On the E-mini, today’s low so far was a retest of a trend line drawn from the June 24th low to yesterday’s low. If yesterday’s low holds as the low for the dip since the August 2 high, that trend line becomes the third trend line. A break of that line means the move up from the June 24th low is over.

The theory is that you’d want to see the retest of the second trend line before a break of that third line.

It’s not 100%, but it’s something to keep an eye on.

By the way, the potential short-term bubble formation is still on. A small inverse H&S has formed and broken out upward on today’s dip, and I’ve added to my long position on that breakout. I’ll add the rest of a full position on a breakout past this morning’s high, if it occurs.

Third Line is the Final Line

Third Line Broken Mean End of Move

Third Line Broken Mean End of Move

There’s an old but good rule about moves that are obviously forming a wedge or a head and shoulders or some other kind of clot in the price action.
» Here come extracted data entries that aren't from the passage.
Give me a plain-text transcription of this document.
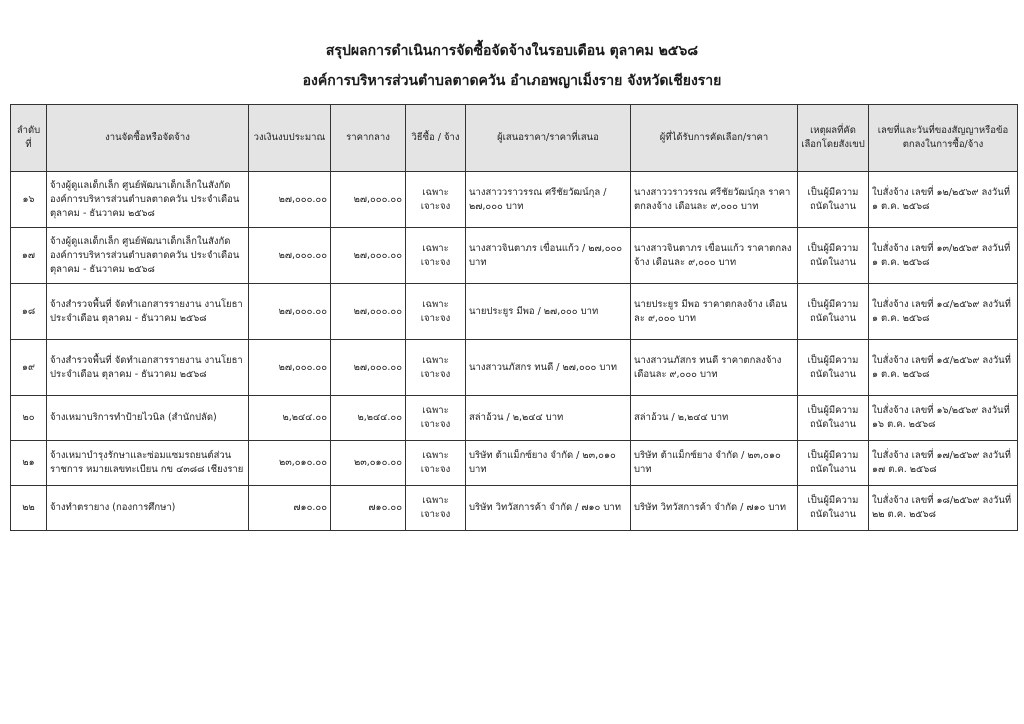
สรุปผลการดำเนินการจัดซื้อจัดจ้างในรอบเดือน ตุลาคม ๒๕๖๘
องค์การบริหารส่วนตำบลตาดควัน อำเภอพญาเม็งราย จังหวัดเชียงราย
ลำดับที่	งานจัดซื้อหรือจัดจ้าง	วงเงินงบประมาณ	ราคากลาง	วิธีซื้อ / จ้าง	ผู้เสนอราคา/ราคาที่เสนอ	ผู้ที่ได้รับการคัดเลือก/ราคา	เหตุผลที่คัดเลือกโดยสังเขป	เลขที่และวันที่ของสัญญาหรือข้อตกลงในการซื้อ/จ้าง
๑๖	จ้างผู้ดูแลเด็กเล็ก ศูนย์พัฒนาเด็กเล็กในสังกัด องค์การบริหารส่วนตำบลตาดควัน ประจำเดือน ตุลาคม - ธันวาคม ๒๕๖๘	๒๗,๐๐๐.๐๐	๒๗,๐๐๐.๐๐	เฉพาะเจาะจง	นางสาววราวรรณ ศรีชัยวัฒน์กุล / ๒๗,๐๐๐ บาท	นางสาววราวรรณ ศรีชัยวัฒน์กุล ราคาตกลงจ้าง เดือนละ ๙,๐๐๐ บาท	เป็นผู้มีความถนัดในงาน	ใบสั่งจ้าง เลขที่ ๑๒/๒๕๖๙ ลงวันที่ ๑ ต.ค. ๒๕๖๘
๑๗	จ้างผู้ดูแลเด็กเล็ก ศูนย์พัฒนาเด็กเล็กในสังกัด องค์การบริหารส่วนตำบลตาดควัน ประจำเดือน ตุลาคม - ธันวาคม ๒๕๖๘	๒๗,๐๐๐.๐๐	๒๗,๐๐๐.๐๐	เฉพาะเจาะจง	นางสาวจินตาภร เขื่อนแก้ว / ๒๗,๐๐๐ บาท	นางสาวจินตาภร เขื่อนแก้ว ราคาตกลงจ้าง เดือนละ ๙,๐๐๐ บาท	เป็นผู้มีความถนัดในงาน	ใบสั่งจ้าง เลขที่ ๑๓/๒๕๖๙ ลงวันที่ ๑ ต.ค. ๒๕๖๘
๑๘	จ้างสำรวจพื้นที่ จัดทำเอกสารรายงาน งานโยธา ประจำเดือน ตุลาคม - ธันวาคม ๒๕๖๘	๒๗,๐๐๐.๐๐	๒๗,๐๐๐.๐๐	เฉพาะเจาะจง	นายประยูร มีพอ / ๒๗,๐๐๐ บาท	นายประยูร มีพอ ราคาตกลงจ้าง เดือนละ ๙,๐๐๐ บาท	เป็นผู้มีความถนัดในงาน	ใบสั่งจ้าง เลขที่ ๑๔/๒๕๖๙ ลงวันที่ ๑ ต.ค. ๒๕๖๘
๑๙	จ้างสำรวจพื้นที่ จัดทำเอกสารรายงาน งานโยธา ประจำเดือน ตุลาคม - ธันวาคม ๒๕๖๘	๒๗,๐๐๐.๐๐	๒๗,๐๐๐.๐๐	เฉพาะเจาะจง	นางสาวนภัสกร ทนดี / ๒๗,๐๐๐ บาท	นางสาวนภัสกร ทนดี ราคาตกลงจ้าง เดือนละ ๙,๐๐๐ บาท	เป็นผู้มีความถนัดในงาน	ใบสั่งจ้าง เลขที่ ๑๕/๒๕๖๙ ลงวันที่ ๑ ต.ค. ๒๕๖๘
๒๐	จ้างเหมาบริการทำป้ายไวนิล (สำนักปลัด)	๒,๒๔๔.๐๐	๒,๒๔๔.๐๐	เฉพาะเจาะจง	สล่าอ้วน / ๒,๒๔๔ บาท	สล่าอ้วน / ๒,๒๔๔ บาท	เป็นผู้มีความถนัดในงาน	ใบสั่งจ้าง เลขที่ ๑๖/๒๕๖๙ ลงวันที่ ๑๖ ต.ค. ๒๕๖๘
๒๑	จ้างเหมาบำรุงรักษาและซ่อมแซมรถยนต์ส่วนราชการ หมายเลขทะเบียน กข ๔๓๘๘ เชียงราย	๒๓,๐๑๐.๐๐	๒๓,๐๑๐.๐๐	เฉพาะเจาะจง	บริษัท ต้าแม็กซ์ยาง จำกัด / ๒๓,๐๑๐ บาท	บริษัท ต้าแม็กซ์ยาง จำกัด / ๒๓,๐๑๐ บาท	เป็นผู้มีความถนัดในงาน	ใบสั่งจ้าง เลขที่ ๑๗/๒๕๖๙ ลงวันที่ ๑๗ ต.ค. ๒๕๖๘
๒๒	จ้างทำตรายาง (กองการศึกษา)	๗๑๐.๐๐	๗๑๐.๐๐	เฉพาะเจาะจง	บริษัท วิทวัสการค้า จำกัด / ๗๑๐ บาท	บริษัท วิทวัสการค้า จำกัด / ๗๑๐ บาท	เป็นผู้มีความถนัดในงาน	ใบสั่งจ้าง เลขที่ ๑๘/๒๕๖๙ ลงวันที่ ๒๒ ต.ค. ๒๕๖๘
You start with a trend line from the start of the move to the low of the first significant correction of the move. When that’s broken, and you get a new high after the break, draw another trend line from the start of the move.

After that second trend line is broken, connect a third and final trend line to the low of the price move that broke it. So wherever this dip ends (and I don’t know whether it’s ended yet), connect a third line to that low.

When the price breaks out through the third line, the move from the June 24th low is over.

In the meantime, you should expect at least a retest of the second line.

I like the rule because it tends to keep you on long-term moves that are simply consolidating before resuming moving with the trend.